Anne Bourse est née en 1982 à Lyon. Elle vit et travaille à Saint-Denis.

De son travail, restent en tête des lignes et lettres tourbillonantes, qu’on dirait sorties de cartoons burlesques ou de fresques psychédéliques, qui envahissent la surface de livres, vêtements et papiers en tous genres. Bien que sa pratique se décline en différents médiums, parmi lesquels la peinture, le dessin, ainsi que les productions textiles ou textuelles, elle est avant tout rythmée par le mouvement continu d’une écriture de soi.

Parmi ses expositions personnelles récentes, figurent: Musée d’art moderne et contemporain de Saint-Étienne Métropole (MAMC+) (FR), Kunsthalle Bremerhaven (DE), Galerie Édouard Manet, Gennevilliers (FR), Crèvecoeur, Paris (FR).
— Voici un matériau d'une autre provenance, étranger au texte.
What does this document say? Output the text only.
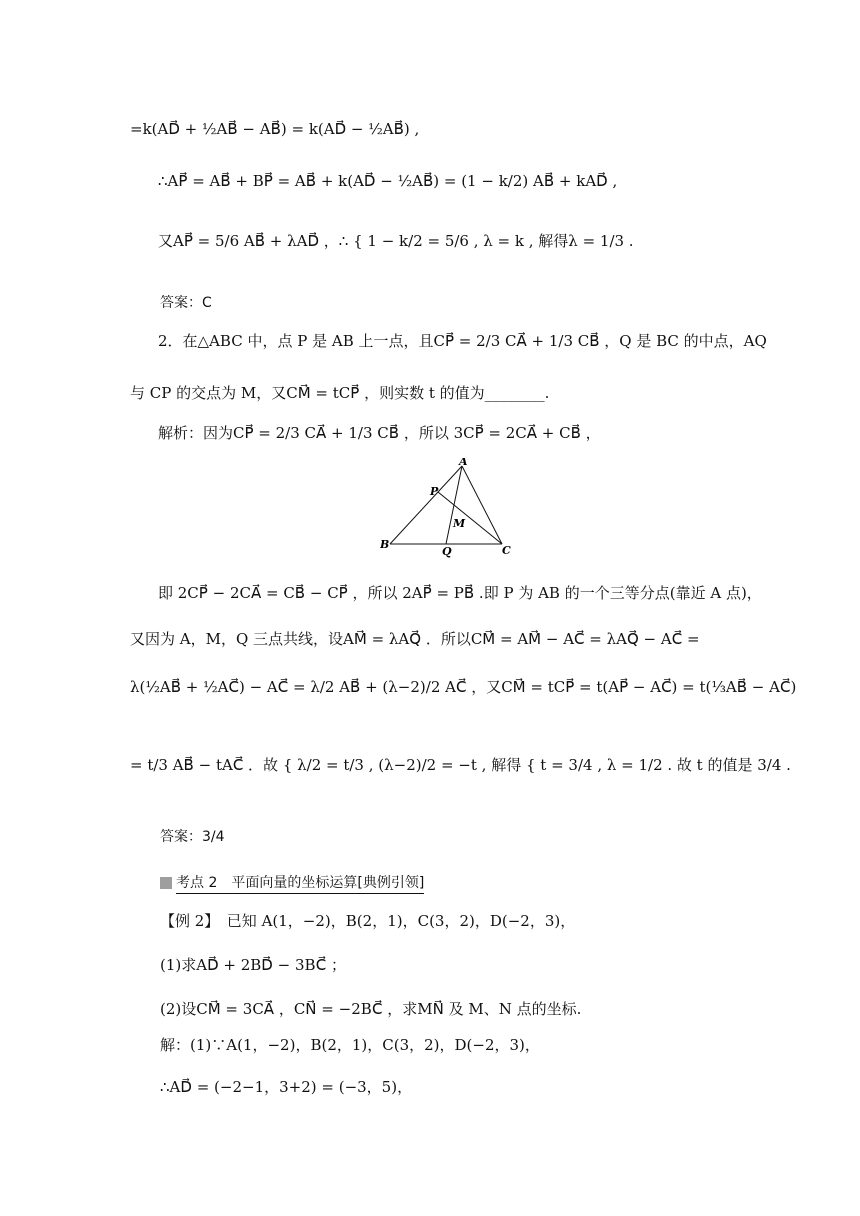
=k(AD⃗ + ½AB⃗ − AB⃗) = k(AD⃗ − ½AB⃗) ,
∴AP⃗ = AB⃗ + BP⃗ = AB⃗ + k(AD⃗ − ½AB⃗) = (1 − k/2) AB⃗ + kAD⃗ ,
又AP⃗ = 5/6 AB⃗ + λAD⃗ ，∴ { 1 − k/2 = 5/6 , λ = k , 解得λ = 1/3 .
答案：C
2．在△ABC 中，点 P 是 AB 上一点，且CP⃗ = 2/3 CA⃗ + 1/3 CB⃗ ，Q 是 BC 的中点，AQ
与 CP 的交点为 M，又CM⃗ = tCP⃗ ，则实数 t 的值为________.
解析：因为CP⃗ = 2/3 CA⃗ + 1/3 CB⃗ ，所以 3CP⃗ = 2CA⃗ + CB⃗ ，
A
B	C
P
Q
M
即 2CP⃗ − 2CA⃗ = CB⃗ − CP⃗ ，所以 2AP⃗ = PB⃗ .即 P 为 AB 的一个三等分点(靠近 A 点)，
又因为 A，M，Q 三点共线，设AM⃗ = λAQ⃗ ．所以CM⃗ = AM⃗ − AC⃗ = λAQ⃗ − AC⃗ =
λ(½AB⃗ + ½AC⃗) − AC⃗ = λ/2 AB⃗ + (λ−2)/2 AC⃗ ，又CM⃗ = tCP⃗ = t(AP⃗ − AC⃗) = t(⅓AB⃗ − AC⃗)
= t/3 AB⃗ − tAC⃗ ．故 { λ/2 = t/3 , (λ−2)/2 = −t , 解得 { t = 3/4 , λ = 1/2 . 故 t 的值是 3/4 .
答案：3/4
考点 2　平面向量的坐标运算[典例引领]
【例 2】　已知 A(1，−2)，B(2，1)，C(3，2)，D(−2，3)，
(1)求AD⃗ + 2BD⃗ − 3BC⃗ ；
(2)设CM⃗ = 3CA⃗ ，CN⃗ = −2BC⃗ ，求MN⃗ 及 M、N 点的坐标.
解：(1)∵A(1，−2)，B(2，1)，C(3，2)，D(−2，3)，
∴AD⃗ = (−2−1，3+2) = (−3，5)，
Il a été montré dans de nombreuses expositions collectives, notament au 24e Prix Fondation Pernod Ricard, Paris (FR), au Palais de Tokyo, Paris (FR), Villa Empain, Bruxelles (BE), Frac Corsica, Corte (FR), Scheusal, Berlin (DE), Crédac, Ivry-sur-Seine (FR), CAC Brétigny, Brétigny-sur-Orge (FR), Frac Île de France, Paris (FR).

Anne Bourse est représentée par la galerie Crèvecœur à Paris.

Elle présente actuellement l’exposition “Dissociation” à la galerie Crèvecœur (9 rue des cascades, Paris 20), jusqu’au 19 juillet 2025.